I would suggest “Thatcherism”, because it gives a name to a misguided market-led philosophy that continues to dominate much political thinking, but I’m sure someone could come up with something better. Either way, I fear continuing to rail against neoliberalism, while correct, won’t cut much ice without a much simpler message.
You have to be 45 to remember Thatcher, and 50, really. That does not work. I suspect 80% of th Uk population have no idea who she is.
Probably, but it needs a better word or words than neoliberalism
I will think about it
Had exactly this debate recently in an economics group I’m part of, with a very progressive economics professor as a key member. He ticks us off for misusing terms like neoliberalism, orthodox or mainstream. So I listed the attributes we refer to – the usual suspects of shrink state, leave it to the marker, deregulate etc, etc. He came back with the suggestion of ‘Thatcherism’! I take the point about recognition of Thatcher amongst younger folk (<40?) but equally terms like neoliberalism may be meaningless to people with little interest in economics.
There is a post coming in the morning
Poll is AWOL?
It is there for me.
Might you refresh your page?
It’s appeared
🙂
Morning Richard, great post and in complete agreement as usual.

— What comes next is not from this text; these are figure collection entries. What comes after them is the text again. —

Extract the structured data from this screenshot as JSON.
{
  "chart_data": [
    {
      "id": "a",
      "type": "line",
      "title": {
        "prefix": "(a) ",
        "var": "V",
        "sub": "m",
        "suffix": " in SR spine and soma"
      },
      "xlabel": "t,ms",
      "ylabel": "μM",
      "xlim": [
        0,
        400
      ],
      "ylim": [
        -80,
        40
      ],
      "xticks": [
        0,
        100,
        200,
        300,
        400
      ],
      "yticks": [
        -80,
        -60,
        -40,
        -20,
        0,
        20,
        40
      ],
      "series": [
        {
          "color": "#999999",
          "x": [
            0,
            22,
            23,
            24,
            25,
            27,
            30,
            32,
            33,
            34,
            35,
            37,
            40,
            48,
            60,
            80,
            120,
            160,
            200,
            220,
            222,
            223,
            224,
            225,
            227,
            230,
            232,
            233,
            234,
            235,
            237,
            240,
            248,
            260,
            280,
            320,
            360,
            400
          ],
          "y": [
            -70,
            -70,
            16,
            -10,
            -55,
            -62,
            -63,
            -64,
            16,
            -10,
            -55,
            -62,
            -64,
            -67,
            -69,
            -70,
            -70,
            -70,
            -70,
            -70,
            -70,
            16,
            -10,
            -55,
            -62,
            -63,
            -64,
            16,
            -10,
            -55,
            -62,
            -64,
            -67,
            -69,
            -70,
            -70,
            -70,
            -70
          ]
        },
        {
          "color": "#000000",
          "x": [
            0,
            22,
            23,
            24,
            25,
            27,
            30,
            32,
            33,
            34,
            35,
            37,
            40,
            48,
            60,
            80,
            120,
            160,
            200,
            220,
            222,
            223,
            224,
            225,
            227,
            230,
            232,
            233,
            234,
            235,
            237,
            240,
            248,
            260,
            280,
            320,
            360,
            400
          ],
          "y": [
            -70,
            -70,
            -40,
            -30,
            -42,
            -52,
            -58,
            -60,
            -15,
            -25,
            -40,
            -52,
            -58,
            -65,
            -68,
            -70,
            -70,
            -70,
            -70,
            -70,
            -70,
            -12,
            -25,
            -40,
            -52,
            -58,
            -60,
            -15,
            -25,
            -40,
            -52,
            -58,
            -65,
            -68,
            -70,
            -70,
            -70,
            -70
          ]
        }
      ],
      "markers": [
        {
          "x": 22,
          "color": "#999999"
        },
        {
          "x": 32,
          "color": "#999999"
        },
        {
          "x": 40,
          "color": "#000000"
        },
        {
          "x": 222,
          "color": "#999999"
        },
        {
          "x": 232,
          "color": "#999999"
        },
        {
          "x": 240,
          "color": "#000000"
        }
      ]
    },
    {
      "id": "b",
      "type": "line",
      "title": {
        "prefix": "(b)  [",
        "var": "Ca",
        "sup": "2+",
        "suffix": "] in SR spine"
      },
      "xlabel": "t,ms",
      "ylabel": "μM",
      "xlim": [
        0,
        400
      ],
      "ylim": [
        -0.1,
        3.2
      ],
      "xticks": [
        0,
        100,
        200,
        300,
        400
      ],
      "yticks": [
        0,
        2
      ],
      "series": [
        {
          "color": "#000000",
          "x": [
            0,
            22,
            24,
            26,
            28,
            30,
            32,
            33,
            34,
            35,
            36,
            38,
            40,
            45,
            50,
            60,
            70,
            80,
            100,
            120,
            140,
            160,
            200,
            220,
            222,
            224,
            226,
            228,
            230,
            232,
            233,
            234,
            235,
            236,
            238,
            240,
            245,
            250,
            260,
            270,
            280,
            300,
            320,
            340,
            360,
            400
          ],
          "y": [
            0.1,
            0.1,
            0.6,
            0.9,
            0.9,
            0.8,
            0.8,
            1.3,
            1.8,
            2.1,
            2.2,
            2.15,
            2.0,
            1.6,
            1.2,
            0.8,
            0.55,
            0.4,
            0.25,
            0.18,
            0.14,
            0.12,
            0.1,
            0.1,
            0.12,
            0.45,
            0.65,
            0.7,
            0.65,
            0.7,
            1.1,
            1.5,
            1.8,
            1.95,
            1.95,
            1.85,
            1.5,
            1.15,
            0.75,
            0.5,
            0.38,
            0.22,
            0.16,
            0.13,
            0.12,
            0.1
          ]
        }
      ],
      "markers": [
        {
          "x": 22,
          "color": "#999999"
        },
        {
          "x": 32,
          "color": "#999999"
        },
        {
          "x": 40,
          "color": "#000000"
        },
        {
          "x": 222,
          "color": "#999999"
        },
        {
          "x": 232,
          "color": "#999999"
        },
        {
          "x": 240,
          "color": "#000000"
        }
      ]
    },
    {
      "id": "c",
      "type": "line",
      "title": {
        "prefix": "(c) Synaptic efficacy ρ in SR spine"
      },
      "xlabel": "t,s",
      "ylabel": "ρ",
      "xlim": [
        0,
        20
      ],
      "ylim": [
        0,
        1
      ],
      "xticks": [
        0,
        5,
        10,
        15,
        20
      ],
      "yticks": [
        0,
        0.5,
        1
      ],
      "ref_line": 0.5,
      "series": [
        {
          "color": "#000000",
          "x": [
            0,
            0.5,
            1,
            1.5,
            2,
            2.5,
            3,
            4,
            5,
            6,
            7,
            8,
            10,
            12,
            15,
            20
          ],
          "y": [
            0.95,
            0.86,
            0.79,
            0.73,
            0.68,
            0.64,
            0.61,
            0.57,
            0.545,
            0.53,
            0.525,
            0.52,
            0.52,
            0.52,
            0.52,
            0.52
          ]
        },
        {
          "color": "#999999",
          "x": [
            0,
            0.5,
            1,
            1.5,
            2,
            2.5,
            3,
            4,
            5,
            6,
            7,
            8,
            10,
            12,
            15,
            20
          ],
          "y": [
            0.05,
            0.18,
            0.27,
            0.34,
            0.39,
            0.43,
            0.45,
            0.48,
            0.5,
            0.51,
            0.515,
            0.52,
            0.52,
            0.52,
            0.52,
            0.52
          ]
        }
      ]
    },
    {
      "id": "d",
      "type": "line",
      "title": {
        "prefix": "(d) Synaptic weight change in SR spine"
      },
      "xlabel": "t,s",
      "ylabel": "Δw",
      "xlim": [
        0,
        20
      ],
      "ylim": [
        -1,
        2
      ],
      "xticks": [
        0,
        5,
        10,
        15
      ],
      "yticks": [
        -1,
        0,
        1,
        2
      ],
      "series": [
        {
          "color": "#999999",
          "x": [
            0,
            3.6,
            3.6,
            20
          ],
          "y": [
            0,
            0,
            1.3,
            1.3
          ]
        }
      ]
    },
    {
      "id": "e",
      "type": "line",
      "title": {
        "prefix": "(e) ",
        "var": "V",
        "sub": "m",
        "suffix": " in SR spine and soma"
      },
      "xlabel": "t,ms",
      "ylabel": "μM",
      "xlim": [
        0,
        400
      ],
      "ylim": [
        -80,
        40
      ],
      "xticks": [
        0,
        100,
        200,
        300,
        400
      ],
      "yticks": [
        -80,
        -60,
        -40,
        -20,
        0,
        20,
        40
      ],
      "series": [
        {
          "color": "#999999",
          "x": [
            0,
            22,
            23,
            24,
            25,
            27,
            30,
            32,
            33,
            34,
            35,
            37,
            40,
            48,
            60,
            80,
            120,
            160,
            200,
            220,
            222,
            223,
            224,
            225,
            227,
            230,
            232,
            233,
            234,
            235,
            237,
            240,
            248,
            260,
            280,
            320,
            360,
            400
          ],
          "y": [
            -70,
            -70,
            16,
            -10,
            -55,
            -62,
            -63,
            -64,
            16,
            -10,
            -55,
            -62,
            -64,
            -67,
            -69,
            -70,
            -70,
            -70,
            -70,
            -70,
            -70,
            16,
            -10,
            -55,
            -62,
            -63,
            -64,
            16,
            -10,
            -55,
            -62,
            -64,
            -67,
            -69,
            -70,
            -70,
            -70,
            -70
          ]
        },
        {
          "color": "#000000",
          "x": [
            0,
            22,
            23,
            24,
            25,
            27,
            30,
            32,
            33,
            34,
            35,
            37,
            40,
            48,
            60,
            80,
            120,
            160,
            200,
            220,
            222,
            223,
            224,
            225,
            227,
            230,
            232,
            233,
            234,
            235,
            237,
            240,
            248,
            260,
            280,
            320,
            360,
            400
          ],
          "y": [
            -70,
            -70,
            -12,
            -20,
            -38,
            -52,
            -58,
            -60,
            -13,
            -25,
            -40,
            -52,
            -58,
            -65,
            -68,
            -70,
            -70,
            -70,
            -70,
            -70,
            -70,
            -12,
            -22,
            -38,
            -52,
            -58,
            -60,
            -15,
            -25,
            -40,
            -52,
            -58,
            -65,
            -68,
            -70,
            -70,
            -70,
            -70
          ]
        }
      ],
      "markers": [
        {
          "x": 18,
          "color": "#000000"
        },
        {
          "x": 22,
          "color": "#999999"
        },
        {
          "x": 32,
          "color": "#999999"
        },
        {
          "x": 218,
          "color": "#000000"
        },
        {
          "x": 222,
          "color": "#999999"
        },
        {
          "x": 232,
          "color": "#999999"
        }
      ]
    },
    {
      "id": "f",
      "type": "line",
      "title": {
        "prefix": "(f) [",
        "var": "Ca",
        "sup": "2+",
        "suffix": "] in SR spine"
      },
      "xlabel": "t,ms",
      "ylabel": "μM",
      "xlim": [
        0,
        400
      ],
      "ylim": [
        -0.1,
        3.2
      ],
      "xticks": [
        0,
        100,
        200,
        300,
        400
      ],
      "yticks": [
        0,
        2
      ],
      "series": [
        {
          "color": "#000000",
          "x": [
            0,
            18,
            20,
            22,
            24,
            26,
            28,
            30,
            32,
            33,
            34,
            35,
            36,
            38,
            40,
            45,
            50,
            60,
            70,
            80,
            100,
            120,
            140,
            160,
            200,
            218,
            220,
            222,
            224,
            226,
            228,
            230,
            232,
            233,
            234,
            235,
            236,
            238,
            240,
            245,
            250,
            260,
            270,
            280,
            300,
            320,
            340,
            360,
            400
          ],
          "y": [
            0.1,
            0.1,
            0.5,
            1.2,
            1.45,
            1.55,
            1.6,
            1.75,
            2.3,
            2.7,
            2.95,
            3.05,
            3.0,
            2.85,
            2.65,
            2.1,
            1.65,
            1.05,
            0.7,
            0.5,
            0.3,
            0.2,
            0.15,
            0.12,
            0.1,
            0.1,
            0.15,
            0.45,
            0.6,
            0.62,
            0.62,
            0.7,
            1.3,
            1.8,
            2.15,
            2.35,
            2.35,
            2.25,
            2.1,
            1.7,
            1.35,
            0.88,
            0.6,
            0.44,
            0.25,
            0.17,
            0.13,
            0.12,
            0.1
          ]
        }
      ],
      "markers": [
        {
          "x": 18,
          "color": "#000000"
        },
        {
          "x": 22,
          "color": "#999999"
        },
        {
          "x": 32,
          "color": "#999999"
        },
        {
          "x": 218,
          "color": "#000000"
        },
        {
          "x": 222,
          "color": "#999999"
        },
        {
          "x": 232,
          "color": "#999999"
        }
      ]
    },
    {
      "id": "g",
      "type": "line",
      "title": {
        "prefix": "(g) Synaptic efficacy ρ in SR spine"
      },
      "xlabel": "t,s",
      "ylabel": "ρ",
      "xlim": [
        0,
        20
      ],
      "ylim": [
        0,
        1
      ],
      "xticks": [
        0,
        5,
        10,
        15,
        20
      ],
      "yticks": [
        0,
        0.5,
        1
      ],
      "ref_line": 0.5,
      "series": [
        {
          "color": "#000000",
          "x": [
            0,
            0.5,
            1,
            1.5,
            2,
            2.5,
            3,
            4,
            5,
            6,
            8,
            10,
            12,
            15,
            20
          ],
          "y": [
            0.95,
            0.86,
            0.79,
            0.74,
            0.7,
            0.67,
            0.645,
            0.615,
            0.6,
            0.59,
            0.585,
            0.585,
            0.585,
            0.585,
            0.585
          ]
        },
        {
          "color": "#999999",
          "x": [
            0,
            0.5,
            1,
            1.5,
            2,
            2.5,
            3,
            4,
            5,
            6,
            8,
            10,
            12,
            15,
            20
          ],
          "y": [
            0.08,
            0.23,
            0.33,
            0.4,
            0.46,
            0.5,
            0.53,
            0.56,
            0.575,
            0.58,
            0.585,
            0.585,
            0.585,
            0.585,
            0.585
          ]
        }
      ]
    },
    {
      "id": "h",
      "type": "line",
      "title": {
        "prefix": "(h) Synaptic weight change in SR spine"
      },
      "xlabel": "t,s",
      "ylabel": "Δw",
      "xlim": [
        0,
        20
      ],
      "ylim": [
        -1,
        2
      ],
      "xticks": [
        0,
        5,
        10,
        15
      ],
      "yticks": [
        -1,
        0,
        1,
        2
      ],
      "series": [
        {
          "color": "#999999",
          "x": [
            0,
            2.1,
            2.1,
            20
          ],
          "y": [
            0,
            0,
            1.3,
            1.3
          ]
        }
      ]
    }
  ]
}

Have you read Aurelien’s latest post? He suggests that the current political breakdown and societal issues in the west are due to liberalism (as well as neoliberalism, which you could argue is a form of liberalism). What he writes makes a lot of sense – I would recommend a read if you have time and interest. Although you discuss slightly different matters (Aurelien tends to stick to politics), I think there is some alignment in what you describe in political economics (I.e., the political compass?).
Cheers
Not read yet…but marked to be read later.
I recommend G. Elliott Morris’ Strength in Numbers substack, in which today he shows his new and I say brilliant analysis of the American electorate. https://www.gelliottmorris.com/p/not-just-left-vs-right-most-voters?utm_campaign=email-half-post&r=110j3&utm_source=substack&utm_medium=email. He encapsulates with “Most voters want a party that emphasizes cost of living issues and makes the world a better place. Few Americans think in solidly ideologically terms. “Moderates” are mostly non-ideological.”
For my part, I look at the state of the global economy, and it’s parlous. I see wars and in Europe the unquestionable danger of Putin, and I think about defense. So if we’re going to think about defense, for the UK, Europe, Ukraine, we’re going to have to think about the whole of a society; but right now, I don’t see any whole societies.
Tell me, is there an England? Or is there London, and the North, and Wales, and. . .
In the US, we are so divorced from one another, see Morris’ analysis, that there is no single society and thus society is not fit for purpose. We see a lack of investment in infrastructure, housing, education, we see the US is a country of many cities and states and no way to generate local wealth. We see the dismantling of government and financing at the federal level, while the demented president and GOP are trying to create a federal authority uber alles.
Wales is not in England.
But, noted and I will try to take a look.